Synthesis of indenocarbazole-based efficient deep-blue fluorescent emitter with a narrow emission band

Deep-blue fluorescent materials are a key component in the development of organic light emitting diode (OLED). The synthesis of efficient deep-blue luminescent materials with narrowband emissions and stable OLED devices is important. Here, three new deep-blue fluorescent materials containing electron donor as an indenocarbazole and π-bridge linkage as a pyrene moiety were designed and synthesized. They possessed high thermal decomposition temperature higher than 498 °C. The three new fluorescent dopants, 1,6-DICP (1,6-bis(7,7-dimethylindeno[2,1–b] carbazol-5(7H)-yl)pyrene), 1,7-DICP (5,5′-(pyrene-1,7-diyl)bis(7,7-dimethyl-5,7-dihydroindeno [2,1–b]carbazole)), and 1,6-DIC-3,8-DIP (5,5′-(3,8-diisopropylpyrene-1,6-diyl)bis(7,7-dimethyl-5,7-dihydroindeno[2,1–b]carbazole)) were synthesized and doped in 2-methyl-9,10-bis(naphthalen-2-yl)anthracene as a blue host for emitting layer.
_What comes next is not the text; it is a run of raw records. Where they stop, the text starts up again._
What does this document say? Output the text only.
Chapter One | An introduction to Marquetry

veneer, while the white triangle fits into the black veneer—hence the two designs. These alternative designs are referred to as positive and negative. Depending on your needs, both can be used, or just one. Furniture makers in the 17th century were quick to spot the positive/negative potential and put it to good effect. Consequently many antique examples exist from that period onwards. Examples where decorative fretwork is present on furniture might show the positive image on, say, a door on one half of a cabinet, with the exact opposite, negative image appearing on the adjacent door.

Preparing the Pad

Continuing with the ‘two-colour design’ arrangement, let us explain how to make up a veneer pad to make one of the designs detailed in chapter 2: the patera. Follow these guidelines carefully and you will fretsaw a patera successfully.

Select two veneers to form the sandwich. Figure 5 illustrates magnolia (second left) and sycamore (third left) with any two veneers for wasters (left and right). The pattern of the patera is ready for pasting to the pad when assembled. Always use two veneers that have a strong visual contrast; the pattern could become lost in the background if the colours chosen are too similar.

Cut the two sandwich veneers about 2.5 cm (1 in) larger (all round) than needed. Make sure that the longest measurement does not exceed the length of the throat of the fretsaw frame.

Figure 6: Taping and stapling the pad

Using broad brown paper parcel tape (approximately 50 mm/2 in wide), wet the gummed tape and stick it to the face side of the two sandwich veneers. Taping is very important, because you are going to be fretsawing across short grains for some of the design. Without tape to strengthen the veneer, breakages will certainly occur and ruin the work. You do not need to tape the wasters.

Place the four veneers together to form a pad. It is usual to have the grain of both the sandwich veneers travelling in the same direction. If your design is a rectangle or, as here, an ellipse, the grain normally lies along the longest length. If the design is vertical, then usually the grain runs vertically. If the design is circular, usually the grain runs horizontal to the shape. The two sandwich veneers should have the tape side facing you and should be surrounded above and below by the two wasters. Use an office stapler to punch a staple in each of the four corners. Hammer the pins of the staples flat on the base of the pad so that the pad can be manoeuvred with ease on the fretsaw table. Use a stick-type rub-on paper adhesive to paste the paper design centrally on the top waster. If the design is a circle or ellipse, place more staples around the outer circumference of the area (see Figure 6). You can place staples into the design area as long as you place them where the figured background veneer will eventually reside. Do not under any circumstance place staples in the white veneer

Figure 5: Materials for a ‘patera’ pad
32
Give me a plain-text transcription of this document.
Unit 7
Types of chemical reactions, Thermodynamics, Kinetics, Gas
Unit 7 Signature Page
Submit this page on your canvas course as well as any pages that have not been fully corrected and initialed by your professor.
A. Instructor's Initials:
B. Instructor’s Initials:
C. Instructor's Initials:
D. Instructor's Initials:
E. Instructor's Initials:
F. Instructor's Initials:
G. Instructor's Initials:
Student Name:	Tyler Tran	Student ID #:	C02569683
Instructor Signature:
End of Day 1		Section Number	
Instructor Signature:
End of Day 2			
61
The devices fabricated with these emitting materials showed deep-blue emission with peak wavelength (λem) at 445, 445, and 446 nm [CIE (1931): (0.15, 0.09), (0.15, 0.09), and (0.149, 0.085)]. It also exhibited high color purity with narrow spectral width (FWHM: 59 nm). In addition, they showed high external quantum efficiencies (EQE) of 3.61, 4.97, and 8.34%, respectively. In particular, the 1,6-DIC-3,8-DIP-based device exhibited high EQE and high current and power efficiencies, owing to the high photoluminescence quantum yield (PLQY) presumably due to a suppression of molecular aggregation by structural modification to give a twisted structure with a high dihedral angle.